Regular polygons in the complex plane.

When solving equations such as z^n+w=0, where w is a known complex number, i've noticed that whenever shown in an argand diagram the points representing z seem to form the vertices of a regular polygon. Does this always occur for any known integer n, where n>2?
I might have a go at proving the general case if I get bored with my revision. So far i've only shown that any two adjacent points representing z are of equal distance from each other, and that all points are equidistant from the origin. What else would I need to show for it to be a correct proof?
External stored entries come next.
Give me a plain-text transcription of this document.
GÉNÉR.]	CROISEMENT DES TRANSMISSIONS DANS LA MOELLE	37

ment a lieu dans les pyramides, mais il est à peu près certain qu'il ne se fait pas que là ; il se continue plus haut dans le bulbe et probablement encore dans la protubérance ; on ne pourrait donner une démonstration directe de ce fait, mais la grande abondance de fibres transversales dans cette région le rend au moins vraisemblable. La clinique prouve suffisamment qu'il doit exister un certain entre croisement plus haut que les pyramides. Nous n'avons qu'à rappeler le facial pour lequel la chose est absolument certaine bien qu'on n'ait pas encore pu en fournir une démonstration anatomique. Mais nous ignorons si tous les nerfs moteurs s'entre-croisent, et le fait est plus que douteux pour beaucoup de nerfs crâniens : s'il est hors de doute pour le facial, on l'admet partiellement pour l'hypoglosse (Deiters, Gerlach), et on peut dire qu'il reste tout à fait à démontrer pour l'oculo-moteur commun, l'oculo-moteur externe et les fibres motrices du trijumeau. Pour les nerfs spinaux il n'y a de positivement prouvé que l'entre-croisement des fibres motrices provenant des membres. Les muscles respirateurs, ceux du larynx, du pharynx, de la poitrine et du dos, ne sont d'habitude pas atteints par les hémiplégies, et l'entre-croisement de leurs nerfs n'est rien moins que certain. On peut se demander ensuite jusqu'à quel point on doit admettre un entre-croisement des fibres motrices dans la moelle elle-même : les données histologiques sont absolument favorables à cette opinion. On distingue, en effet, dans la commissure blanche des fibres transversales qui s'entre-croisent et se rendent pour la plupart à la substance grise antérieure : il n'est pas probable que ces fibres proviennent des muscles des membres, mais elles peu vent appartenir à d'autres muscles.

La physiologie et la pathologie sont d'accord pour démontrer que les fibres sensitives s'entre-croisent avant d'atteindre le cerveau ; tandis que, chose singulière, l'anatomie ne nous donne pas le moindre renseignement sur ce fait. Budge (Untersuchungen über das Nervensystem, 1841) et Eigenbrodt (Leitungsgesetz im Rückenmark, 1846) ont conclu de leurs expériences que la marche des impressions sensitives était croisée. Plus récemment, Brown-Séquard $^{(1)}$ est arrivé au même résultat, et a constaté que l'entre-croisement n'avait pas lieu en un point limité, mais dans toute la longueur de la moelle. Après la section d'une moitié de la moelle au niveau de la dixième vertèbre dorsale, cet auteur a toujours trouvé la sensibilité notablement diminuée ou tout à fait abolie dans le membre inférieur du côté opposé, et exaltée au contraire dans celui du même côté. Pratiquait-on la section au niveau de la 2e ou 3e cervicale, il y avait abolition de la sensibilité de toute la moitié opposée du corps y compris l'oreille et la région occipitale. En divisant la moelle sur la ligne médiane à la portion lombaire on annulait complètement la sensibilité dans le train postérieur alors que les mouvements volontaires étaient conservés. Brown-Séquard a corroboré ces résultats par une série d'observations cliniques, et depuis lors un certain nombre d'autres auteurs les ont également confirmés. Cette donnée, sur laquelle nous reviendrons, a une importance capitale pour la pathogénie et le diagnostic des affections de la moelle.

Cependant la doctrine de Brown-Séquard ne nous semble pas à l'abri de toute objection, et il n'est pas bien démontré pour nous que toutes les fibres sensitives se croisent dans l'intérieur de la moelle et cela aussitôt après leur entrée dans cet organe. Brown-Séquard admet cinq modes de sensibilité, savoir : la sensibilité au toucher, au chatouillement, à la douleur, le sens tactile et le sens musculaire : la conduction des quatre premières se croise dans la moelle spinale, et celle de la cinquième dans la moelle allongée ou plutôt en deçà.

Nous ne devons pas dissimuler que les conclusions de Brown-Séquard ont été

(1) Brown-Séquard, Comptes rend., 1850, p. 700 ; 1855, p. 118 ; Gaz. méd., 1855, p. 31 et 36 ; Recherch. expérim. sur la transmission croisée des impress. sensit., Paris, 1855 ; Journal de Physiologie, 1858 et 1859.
In other words, what other properties are required for something to be a regular polygon? (other than the sides to be all the same length)
Reply 1
Gaz031

When solving equations such as z^n+w=0, where w is a known complex number, i've noticed that whenever shown in an argand diagram the points representing z seem to form the vertices of a regular polygon. Does this always occur for any known integer n, where n>2?


Yes

Gaz031

I might have a go at proving the general case if I get bored with my revision. So far i've only shown that any two adjacent points representing z are of equal distance from each other, and that all points are equidistant from the origin. What else would I need to show for it to be a correct proof?


That's actually enough.

A regular polygon has equal length sides and equal internal angles, but you can deduce this from the fact that they are of equal length and equidistant from the origin. This guarantees that the triangles OAB where O is the origin and A and B are consecutive roots are all congruent triangles
Reply 2
RichE
Yes
That's actually enough.

A regular polygon has equal length sides and equal internal angles, but you can deduce this from the fact that they are of equal length and equidistant from the origin. This guarantees that the triangles OAB where O is the origin and A and B are consecutive roots are all congruent triangles

Thanks for that. It's easiest to do it by letting z^n=r(cos(t+2kpi)+isin(t+2kpi)) so points in the argand diagram have coordinates: x=[r^(1/n)][cos(t/n+2kpi/n], y=[r^(1/n)][cos(t/n+2kpi/n)]. k is the only variable distinguishing between the points so using trigonometric identities it's simple to show the distance to the origin and distance between adjacent points are independent of k.
Thanks for the explanation of the angles, as all lengths in the triangles are constant it stands to reason the internal angles are all constant :smile: